Claiming this pattern provides ACID transactions (it provides eventual consistency with failure handling, not atomicity)

Not discussing idempotency requirements for agents—retries will cause duplicate side effects

Ignoring the operational complexity of running a supervisor (monitoring, scaling, failure handling)

Suggesting synchronous communication between supervisor and agents (use async messaging for decoupling)

Not considering what happens when the supervisor falls behind or the state store becomes unavailable

Treating all failures the same way (transient vs. permanent failures require different recovery strategies)

Key Takeaways

The Scheduling Agent Supervisor pattern coordinates distributed operations through separation of concerns: scheduler dispatches work, agents execute tasks, supervisor monitors progress and orchestrates recovery.

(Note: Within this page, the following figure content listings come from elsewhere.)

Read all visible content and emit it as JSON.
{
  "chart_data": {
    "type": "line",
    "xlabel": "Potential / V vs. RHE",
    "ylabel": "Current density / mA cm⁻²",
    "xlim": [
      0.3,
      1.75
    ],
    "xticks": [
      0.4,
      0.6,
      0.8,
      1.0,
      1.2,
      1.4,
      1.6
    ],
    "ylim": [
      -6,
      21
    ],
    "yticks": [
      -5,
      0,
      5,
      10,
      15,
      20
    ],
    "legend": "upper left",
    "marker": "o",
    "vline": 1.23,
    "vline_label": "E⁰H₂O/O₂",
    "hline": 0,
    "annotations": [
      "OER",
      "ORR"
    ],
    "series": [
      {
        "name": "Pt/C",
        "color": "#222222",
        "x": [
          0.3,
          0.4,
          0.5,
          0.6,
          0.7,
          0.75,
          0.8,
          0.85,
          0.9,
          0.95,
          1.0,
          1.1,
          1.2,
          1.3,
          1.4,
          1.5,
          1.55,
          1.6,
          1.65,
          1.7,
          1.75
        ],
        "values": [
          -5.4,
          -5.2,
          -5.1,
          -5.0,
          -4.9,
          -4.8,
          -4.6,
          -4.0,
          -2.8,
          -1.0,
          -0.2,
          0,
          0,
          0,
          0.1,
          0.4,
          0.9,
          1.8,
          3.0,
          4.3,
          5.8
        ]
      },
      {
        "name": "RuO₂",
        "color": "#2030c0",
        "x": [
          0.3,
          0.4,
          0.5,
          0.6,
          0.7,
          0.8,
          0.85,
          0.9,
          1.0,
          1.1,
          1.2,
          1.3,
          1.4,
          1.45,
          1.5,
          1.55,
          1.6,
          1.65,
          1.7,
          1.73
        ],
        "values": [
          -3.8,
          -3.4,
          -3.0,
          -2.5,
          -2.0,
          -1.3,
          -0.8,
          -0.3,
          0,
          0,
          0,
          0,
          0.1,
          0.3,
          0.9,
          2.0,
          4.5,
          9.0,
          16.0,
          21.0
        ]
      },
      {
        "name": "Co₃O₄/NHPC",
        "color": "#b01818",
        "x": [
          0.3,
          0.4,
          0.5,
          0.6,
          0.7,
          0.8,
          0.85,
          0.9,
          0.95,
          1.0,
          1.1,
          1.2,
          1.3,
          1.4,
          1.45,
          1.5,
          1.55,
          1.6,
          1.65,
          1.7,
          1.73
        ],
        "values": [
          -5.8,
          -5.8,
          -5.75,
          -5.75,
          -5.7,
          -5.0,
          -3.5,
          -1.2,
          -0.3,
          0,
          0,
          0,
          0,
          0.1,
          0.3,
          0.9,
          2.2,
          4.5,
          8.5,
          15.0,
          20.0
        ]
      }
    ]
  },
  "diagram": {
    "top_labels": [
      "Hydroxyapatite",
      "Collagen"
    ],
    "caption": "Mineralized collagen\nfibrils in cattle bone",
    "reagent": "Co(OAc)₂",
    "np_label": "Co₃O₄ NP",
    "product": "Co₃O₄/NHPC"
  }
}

Failure detection relies on timeouts, heartbeats, and persistent state tracking. Recovery strategies (retry, compensate, escalate) depend on failure mode and workflow semantics.

Operations must be idempotent to safely handle retries. Compensation actions (inverse operations) enable rollback when forward progress isn’t possible.

The pattern trades immediate consistency for eventual consistency with strong failure handling. It’s more complex than simple retries but less complex than distributed transactions.

At scale, the supervisor can become a bottleneck. Distributed supervision with sharding addresses this but adds significant operational complexity—start centralized and scale only when measured as necessary.